Integrated into the context of all the historical information, the initial workup should also involve at least 1 standard validated cognitive exam to establish, with a high level of confidence, that this person is either cognitively unimpaired or that there is a potential and concerning change or impairment warranting further investigation. The next step should be characterize their cognitive syndrome, such as whether it involves memory, language, both, or other domains, and their level of functional dependence. And next, to consider diseases and conditions that may be causing or contributing to the cognitive syndrome. Tiers of testing are delineated. When do you consider them? When do you order labs and imaging? What tests and what modality? What about spinal fluid? Genetic testing? When should you refer for neuropsychological evaluation?
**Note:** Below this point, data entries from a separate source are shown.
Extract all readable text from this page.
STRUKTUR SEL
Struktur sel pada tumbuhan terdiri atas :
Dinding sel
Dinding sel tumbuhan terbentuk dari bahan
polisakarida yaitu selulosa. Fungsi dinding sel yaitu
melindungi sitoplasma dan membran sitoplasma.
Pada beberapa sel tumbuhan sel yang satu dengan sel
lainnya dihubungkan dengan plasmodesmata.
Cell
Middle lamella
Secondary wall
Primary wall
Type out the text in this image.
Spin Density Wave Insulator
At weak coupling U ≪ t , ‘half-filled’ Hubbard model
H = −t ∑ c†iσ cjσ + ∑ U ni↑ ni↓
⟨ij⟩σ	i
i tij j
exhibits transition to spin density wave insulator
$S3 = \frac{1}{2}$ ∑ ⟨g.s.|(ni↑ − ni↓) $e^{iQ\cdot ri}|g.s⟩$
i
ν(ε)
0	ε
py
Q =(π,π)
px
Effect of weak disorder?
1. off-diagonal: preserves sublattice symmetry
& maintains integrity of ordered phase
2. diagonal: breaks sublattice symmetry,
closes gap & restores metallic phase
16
These recommendations are not criteria in the pure sense; they refer to different criteria from different groups for etiologies beyond AD, such as Lewy body or vascular dementia. Resources are provided, including scripts for discussing and disclosing a diagnosis with patients and families, descriptions of instruments with links for use, tips on daily activity and living behavior, and much more. The recommendations are a valuable resource that should be practical to use and are available now in an open-access special edition of the Journal of Alzheimer's and Dementia.

Sharon Cohen, MD, FRCPC:
I think these recommendations are excellent, and I must say that the part that I like best is that CORE 1 and CORE 7, the first and last recommendations, are very patient-centered. Speak to your patient. Why are we doing this investigation? Do we agree that this is worth pursuing? Finally, what have we learned? Here is my understanding of your diagnosis and my recommendations. What next steps shall we take together?

The importance of patient communication seems so obvious, but as HCPs we are sometimes so busy checking off lab requisitions and ordering tests and scans that we neglect the person in front of us. We are taking them on a journey, and we should ask ourselves whether we have explained to them why we are doing certain tests and asking certain questions. Similarly, we should ensure we spend adequate time explaining what we’ve found and what their next steps might be. I am always dismayed when I find a patient who has not even been told their diagnosis although it is written in their physician's chart.

Alireza Atri, MD, PhD:
We did not aim to create more clinical work, but to empower patients, families, and clinicians to ask for the necessary resources to implement these guidelines within the US healthcare system. With improved knowledge, tools, and resources, HCPs will hopefully be able to more effectively and efficiently go through the processes described to empower patients and families with the autonomy to make their choices heard.